Per il 2018 una produzione stabile di uova europee?

Secondo gli ultimi dati forniti dalla Commissione europea, le previsioni per l’industria Ue delle uova sono sostanzialmente stabili: la produzione, infatti, dovrebbe aumentare solamente dello 0,2% arrivando a 7,3 milioni di tonnellate.

I produttori di uova europei sono entrati nel 2018 sostenuti da prospettive macroeconomiche favorevoli e prezzi elevati, che, alla fine del 2017 risultavano superiori del 47% rispetto ai 12 mesi precedenti. Tuttavia, è improbabile che questo livello di prezzi possa essere mantenuto per tutto il resto dell’anno.

Gli aumenti di prezzo che hanno caratterizzato la seconda metà del 2017 sono stati guidati dalle difficoltà registrate nella catena di approvvigionamento,  proprio nel momento in cui la domanda europea di uova era in aumento. Ma già verso la fine dell’anno, i prezzi avevano iniziato a scendere verso livelli più normali. La pressione al rialzo dei prezzi è iniziata a fine luglio, a causa delle significative diminuzioni di produzione che si sono registrate in molti paesi europei, soprattutto il Belgio, maggior fornitore di uova in altri Stati membri, dopo il ritrovamento di casi di contaminazione col firponil.

Tuttavia le preoccupazioni legate all’uso di questa sostanza, se non nel breve periodo, non hanno intaccato la fiducia dei consumatori, e la domanda è ripresa rapidamente.

La scarsità di prodotto sul mercato ha favorito i produttori non coinvolti rappresentando quindi un’opportunità di business. La Francia, per esempio, principale produttore di uova dell’UE, nei mesi di agosto e settembre, ha visto aumentare la domanda di uova prodotte localmente del 25% presso i punti vendita al dettaglio, e del 49% presso l’industria alimentare. Resta tuttavia da vedere se questa preferenza per le uova prodotte localmente sarà mantenuta per tutto il 2018.

Nonostante queste difficoltà si ritiene che nel 2017 la produzione di uova in tutta l’Unione europea sia stata leggermente superiore rispetto al 2016 e che il settore abbia “assorbito il colpo” già verso la fine dell’anno scorso.

Resta tuttavia un ulteriore fattore di indeterminazione: l’influenza aviaria. Tra settembre e novembre dello scorso anno, negli allevamenti commerciali europei sono stati rilevati 48 focolai del ceppo di aviaria altamente patogena H5N8, e 9 focolai hanno interessato gli uccelli selvatici.

In alcuni paesi i focolai hanno preso piede a causa di alcune lacune nelle misure di biosicurezza, facendo intuire che alcuni produttori dovrebbero investire per migliorare le loro procedure e minimizzare l’esposizione al rischio.

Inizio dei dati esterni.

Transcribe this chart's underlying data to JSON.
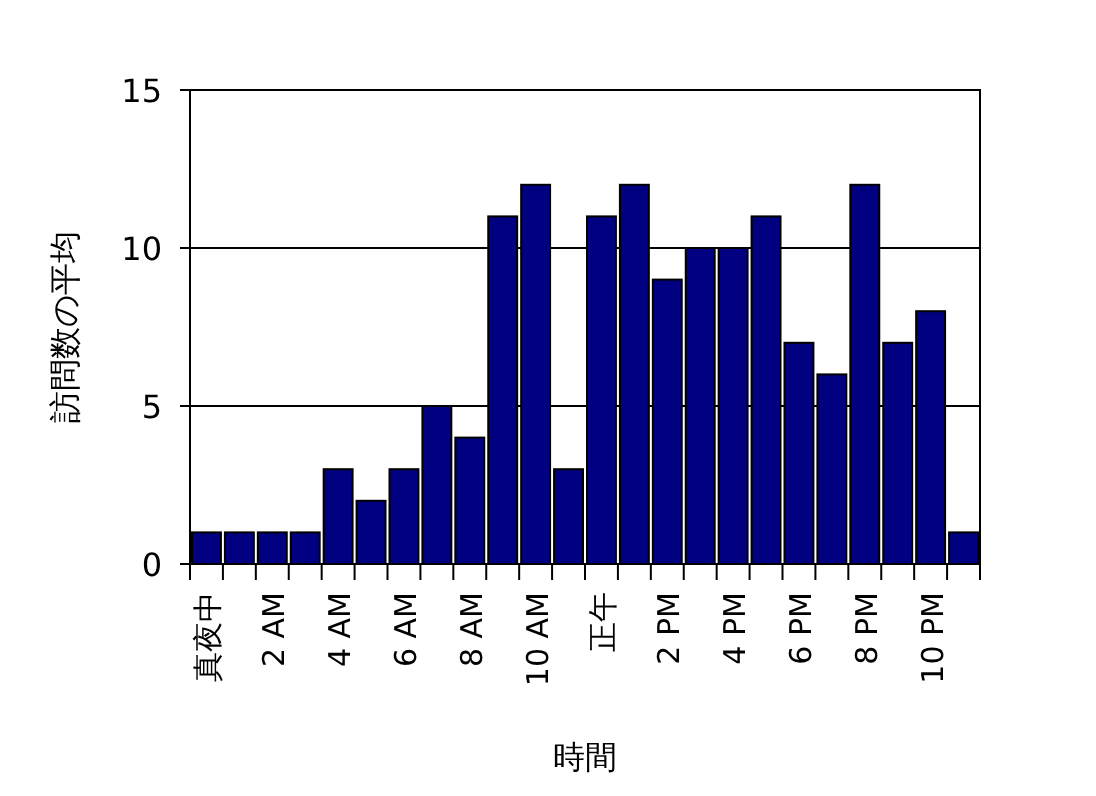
{
  "chart_data": {
    "type": "bar",
    "xlabel": "時間",
    "ylabel": "訪問数の平均",
    "categories": [
      "真夜中",
      null,
      "2 AM",
      null,
      "4 AM",
      null,
      "6 AM",
      null,
      "8 AM",
      null,
      "10 AM",
      null,
      "正午",
      null,
      "2 PM",
      null,
      "4 PM",
      null,
      "6 PM",
      null,
      "8 PM",
      null,
      "10 PM",
      null
    ],
    "values": [
      1,
      1,
      1,
      1,
      3,
      2,
      3,
      5,
      4,
      11,
      12,
      3,
      11,
      12,
      9,
      10,
      10,
      11,
      7,
      6,
      12,
      7,
      8,
      1
    ],
    "color": "#000080",
    "ylim": [
      0,
      15
    ],
    "yticks": [
      0,
      5,
      10,
      15
    ],
    "grid": "y"
  }
}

Da un punto di vista economico le prospettive per l’area euro sembrano essere positive, in particolare in termini di tasso di occupazione, fattore che potrebbe stimolare la fiducia dei consumatori. Tuttavia la tortuosa strada verso la Brexit potrebbe causare alcuni problemi commerciali. Va ricordato che sebbene il Regno Unito sia tra i principali produttori di uova d’Europa, la produzione interna copre solo il 85% della domanda locale e al momento non è chiaro come il nuovo assetto politico-economico si rifletterà in termini di scambi intracomunitari.

Ma un altro problema che dovranno affrontare i produttori di uova è di carattere gestionale. Nel 2012 tutto il settore è passato al sistema di gabbie arricchite: nel 2016, secondo i dati ufficiali, circa il 56% degli allevamenti europei prevedevano accasamenti in gabbie arricchite, il 25,6% prevedeva sistemi a voliera, il 12,9% il free-range e il 17,8% degli allevamenti erano biologici.

Lo scorso anno, tuttavia, numerose catene di retail e di ristorazione hanno dichiarato di voler acquistare solo uova prodotte fuori gabbia. Si tratta di una ulteriore cambiamento che potrebbe comportare una serie di problemi a livello produttivo ed economico. Chi ha già investito nel passaggio dalle gabbie convenzionali a quelle arricchite dovrebbe supportare l’onere di un nuovo investimento. Chi invece già dispone di un allevamento fuori gabbia potrebbe risentire di un abbassamento dei prezzi, legato alla maggiore offerta proveniente dagli allevamenti convertiti.

Non bisogna infine dimenticare che il passaggio da gabbie convenzionali a gabbie convertite ha comportato la “naturale “ esclusione dal mercato di alcuni produttori che non erano in grado di supportare l’investimento richiesto. La speranza è che questo non succeda con questo nuovo possibile scenario.